Overview
To get the most from your data, modern recommendation and ranking methods need all the data they can get. As well as understanding traditional tabular data types such as categorical (enums) and numerical (scalars) variables, Shaped understands complex data types like image, audio, language and video. It does this by processing these data types into embeddings using pre-trained understanding models. These embeddings are then fed into the ranking models to improve its understanding of the input and the the performance of the final ranking.

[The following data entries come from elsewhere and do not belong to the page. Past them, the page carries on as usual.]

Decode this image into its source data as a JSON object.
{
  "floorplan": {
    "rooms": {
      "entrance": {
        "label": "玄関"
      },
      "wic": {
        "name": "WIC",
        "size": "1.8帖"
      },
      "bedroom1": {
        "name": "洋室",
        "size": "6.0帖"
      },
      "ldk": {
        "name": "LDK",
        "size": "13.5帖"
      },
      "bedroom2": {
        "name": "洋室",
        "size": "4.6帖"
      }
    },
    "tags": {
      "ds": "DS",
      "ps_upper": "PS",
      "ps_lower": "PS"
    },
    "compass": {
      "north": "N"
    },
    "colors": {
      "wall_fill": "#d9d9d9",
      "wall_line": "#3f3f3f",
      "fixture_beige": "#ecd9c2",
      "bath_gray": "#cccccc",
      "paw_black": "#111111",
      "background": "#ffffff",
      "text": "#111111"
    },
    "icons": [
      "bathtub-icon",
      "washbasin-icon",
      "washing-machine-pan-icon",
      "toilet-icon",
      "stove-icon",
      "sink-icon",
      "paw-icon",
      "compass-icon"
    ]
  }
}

For example, if you are building a social post recommendation model, the content of the post is crucial in understanding the relevance it has to a user. And these embedding models can understand that content. It is even more crucial when you lack interaction data for that post (e.g. say for a newly created post on the platform). Note, this is called the cold-start problem and will be discussed later.

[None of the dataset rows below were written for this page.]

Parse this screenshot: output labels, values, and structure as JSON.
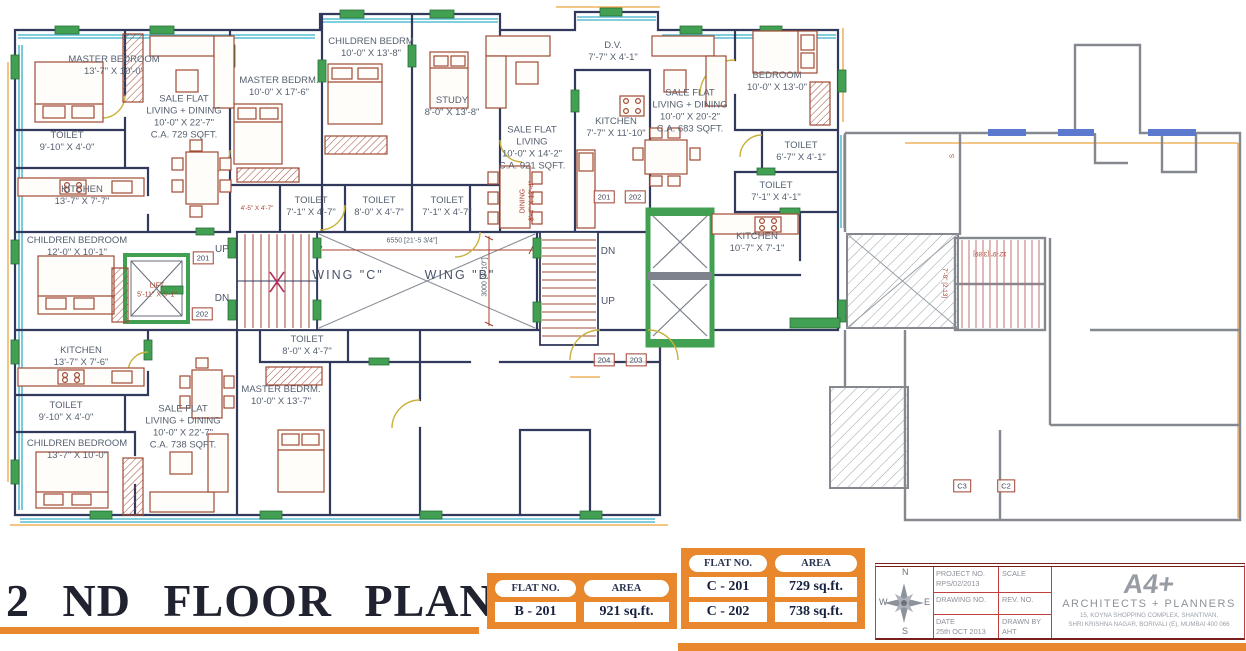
{
  "title": "2 ND FLOOR PLAN",
  "plan": {
    "labels": [
      {
        "name": "room-master-bedroom-tl",
        "x": 114,
        "y": 66,
        "lines": [
          "MASTER BEDROOM",
          "13'-7\" X 10'-0\""
        ]
      },
      {
        "name": "room-toilet-tl",
        "x": 67,
        "y": 142,
        "lines": [
          "TOILET",
          "9'-10\" X 4'-0\""
        ]
      },
      {
        "name": "room-kitchen-tl",
        "x": 82,
        "y": 196,
        "lines": [
          "KITCHEN",
          "13'-7\" X 7'-7\""
        ]
      },
      {
        "name": "room-children-bedroom-tl",
        "x": 77,
        "y": 247,
        "lines": [
          "CHILDREN BEDROOM",
          "12'-0\" X 10'-1\""
        ]
      },
      {
        "name": "room-sale-flat-729",
        "x": 184,
        "y": 117,
        "lines": [
          "SALE FLAT",
          "LIVING + DINING",
          "10'-0\" X 22'-7\"",
          "C.A. 729 SQFT."
        ]
      },
      {
        "name": "room-master-bedrm-mid",
        "x": 279,
        "y": 87,
        "lines": [
          "MASTER BEDRM.",
          "10'-0\" X 17'-6\""
        ]
      },
      {
        "name": "room-children-bedrm-mid",
        "x": 371,
        "y": 48,
        "lines": [
          "CHILDREN BEDRM",
          "10'-0\" X 13'-8\""
        ]
      },
      {
        "name": "room-study",
        "x": 452,
        "y": 107,
        "lines": [
          "STUDY",
          "8'-0\" X 13'-8\""
        ]
      },
      {
        "name": "room-sale-flat-921",
        "x": 532,
        "y": 148,
        "lines": [
          "SALE FLAT",
          "LIVING",
          "10'-0\" X 14'-2\"",
          "C.A. 921 SQFT."
        ]
      },
      {
        "name": "room-dv",
        "x": 613,
        "y": 52,
        "lines": [
          "D.V.",
          "7'-7\" X 4'-1\""
        ]
      },
      {
        "name": "room-kitchen-mid",
        "x": 616,
        "y": 128,
        "lines": [
          "KITCHEN",
          "7'-7\" X 11'-10\""
        ]
      },
      {
        "name": "room-sale-flat-683",
        "x": 690,
        "y": 111,
        "lines": [
          "SALE FLAT",
          "LIVING + DINING",
          "10'-0\" X 20'-2\"",
          "C.A. 683 SQFT."
        ]
      },
      {
        "name": "room-bedroom-right",
        "x": 777,
        "y": 82,
        "lines": [
          "BEDROOM",
          "10'-0\" X 13'-0\""
        ]
      },
      {
        "name": "room-toilet-r1",
        "x": 801,
        "y": 152,
        "lines": [
          "TOILET",
          "6'-7\" X 4'-1\""
        ]
      },
      {
        "name": "room-toilet-r2",
        "x": 776,
        "y": 192,
        "lines": [
          "TOILET",
          "7'-1\" X 4'-1\""
        ]
      },
      {
        "name": "room-kitchen-right",
        "x": 757,
        "y": 243,
        "lines": [
          "KITCHEN",
          "10'-7\" X 7'-1\""
        ]
      },
      {
        "name": "room-toilet-m1",
        "x": 311,
        "y": 207,
        "lines": [
          "TOILET",
          "7'-1\" X 4'-7\""
        ]
      },
      {
        "name": "room-toilet-m2",
        "x": 379,
        "y": 207,
        "lines": [
          "TOILET",
          "8'-0\" X 4'-7\""
        ]
      },
      {
        "name": "room-toilet-m3",
        "x": 447,
        "y": 207,
        "lines": [
          "TOILET",
          "7'-1\" X 4'-7\""
        ]
      },
      {
        "name": "dim-duct",
        "cls": "dim tiny",
        "x": 257,
        "y": 209,
        "lines": [
          "4'-5\" X 4'-7\""
        ]
      },
      {
        "name": "wing-c-label",
        "cls": "wing",
        "x": 348,
        "y": 276,
        "lines": [
          "WING \"C\""
        ]
      },
      {
        "name": "wing-b-label",
        "cls": "wing",
        "x": 460,
        "y": 276,
        "lines": [
          "WING \"B\""
        ]
      },
      {
        "name": "dim-6550",
        "cls": "small",
        "x": 412,
        "y": 242,
        "lines": [
          "6550 [21'-5 3/4\"]"
        ]
      },
      {
        "name": "dim-3000",
        "cls": "small",
        "x": 486,
        "y": 277,
        "rot": -90,
        "lines": [
          "3000 [9'-10\"]"
        ]
      },
      {
        "name": "stair-up-left",
        "cls": "updn",
        "x": 222,
        "y": 250,
        "lines": [
          "UP"
        ]
      },
      {
        "name": "stair-dn-left",
        "cls": "updn",
        "x": 222,
        "y": 299,
        "lines": [
          "DN"
        ]
      },
      {
        "name": "stair-dn-right",
        "cls": "updn",
        "x": 608,
        "y": 252,
        "lines": [
          "DN"
        ]
      },
      {
        "name": "stair-up-right",
        "cls": "updn",
        "x": 608,
        "y": 302,
        "lines": [
          "UP"
        ]
      },
      {
        "name": "room-lift",
        "cls": "dim small",
        "x": 157,
        "y": 291,
        "lines": [
          "LIFT",
          "5'-11\" X 5'-1\""
        ]
      },
      {
        "name": "room-toilet-bottom-mid",
        "x": 307,
        "y": 346,
        "lines": [
          "TOILET",
          "8'-0\" X 4'-7\""
        ]
      },
      {
        "name": "room-master-bedrm-bottom",
        "x": 281,
        "y": 396,
        "lines": [
          "MASTER BEDRM.",
          "10'-0\" X 13'-7\""
        ]
      },
      {
        "name": "room-kitchen-bl",
        "x": 81,
        "y": 357,
        "lines": [
          "KITCHEN",
          "13'-7\" X 7'-6\""
        ]
      },
      {
        "name": "room-toilet-bl",
        "x": 66,
        "y": 412,
        "lines": [
          "TOILET",
          "9'-10\" X 4'-0\""
        ]
      },
      {
        "name": "room-children-bedroom-bl",
        "x": 77,
        "y": 450,
        "lines": [
          "CHILDREN BEDROOM",
          "13'-7\" X 10'-0\""
        ]
      },
      {
        "name": "room-sale-flat-738",
        "x": 183,
        "y": 427,
        "lines": [
          "SALE FLAT",
          "LIVING + DINING",
          "10'-0\" X 22'-7\"",
          "C.A. 738 SQFT."
        ]
      },
      {
        "name": "room-dining-vertical",
        "cls": "dim small",
        "x": 528,
        "y": 201,
        "rot": -90,
        "lines": [
          "DINING",
          "8'-4\" X 12'-4\""
        ]
      },
      {
        "name": "dim-12-9",
        "cls": "dim tiny",
        "x": 990,
        "y": 253,
        "rot": 180,
        "lines": [
          "12'-9\" [3.89]"
        ]
      },
      {
        "name": "dim-7-0",
        "cls": "dim tiny",
        "x": 944,
        "y": 283,
        "rot": 90,
        "lines": [
          "7'-0\" [2.13]"
        ]
      },
      {
        "name": "wall-tag-s",
        "cls": "dim tiny",
        "x": 953,
        "y": 156,
        "rot": -90,
        "lines": [
          "S"
        ]
      }
    ],
    "plates": [
      {
        "text": "201",
        "x": 203,
        "y": 258
      },
      {
        "text": "202",
        "x": 202,
        "y": 314
      },
      {
        "text": "201",
        "x": 604,
        "y": 197
      },
      {
        "text": "202",
        "x": 635,
        "y": 197
      },
      {
        "text": "204",
        "x": 604,
        "y": 360
      },
      {
        "text": "203",
        "x": 636,
        "y": 360
      },
      {
        "text": "C3",
        "x": 962,
        "y": 486
      },
      {
        "text": "C2",
        "x": 1006,
        "y": 486
      }
    ]
  },
  "tables": {
    "b": {
      "headers": [
        "FLAT NO.",
        "AREA"
      ],
      "rows": [
        [
          "B - 201",
          "921 sq.ft."
        ]
      ]
    },
    "c": {
      "headers": [
        "FLAT NO.",
        "AREA"
      ],
      "rows": [
        [
          "C - 201",
          "729 sq.ft."
        ],
        [
          "C - 202",
          "738 sq.ft."
        ]
      ]
    }
  },
  "title_block": {
    "project_no_label": "PROJECT NO.",
    "project_no": "RPS/02/2013",
    "scale_label": "SCALE",
    "drawing_no_label": "DRAWING NO.",
    "rev_no_label": "REV. NO.",
    "date_label": "DATE",
    "date": "25th OCT 2013",
    "drawn_by_label": "DRAWN BY",
    "drawn_by": "AHT"
  },
  "compass": {
    "n": "N",
    "e": "E",
    "s": "S",
    "w": "W"
  },
  "firm": {
    "logo": "A4+",
    "name": "ARCHITECTS + PLANNERS",
    "address1": "15, KOYNA SHOPPING COMPLEX, SHANTIVAN,",
    "address2": "SHRI KRISHNA NAGAR, BORIVALI (E), MUMBAI 400 066"
  },
  "colors": {
    "wall": "#313a5c",
    "existing_wall": "#85898f",
    "green_marker": "#41a052",
    "orange": "#e8872b",
    "furniture": "#a04a35",
    "window_cyan": "#59bdd1",
    "window_blue": "#5b79ce",
    "dim_red": "#a8402e",
    "label": "#566070"
  }
}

Below are our the data types that Shaped supports:
🔠 Categoricals
Discrete category type data (e.g. categories, IDs, event types).
🔢 Numericals
Quantitative continuous typed data (e.g. price, ratings, counts).
🕒 Timestamps
Temporal data types such as timestamps and dates (e.g. created_at, last_signin).
🖼️ Images
Unstructured Image data types (e.g. product images, content thumbnails).
🔤 Language
Unstructured Text data types (e.g. bios, descriptions, reviews).
📍 Locations
Geospatial data types (e.g. store locations, user coordinates).
🔗 Cross Features
Derived features combining multiple inputs (e.g. user-item interactions, advanced embeddings).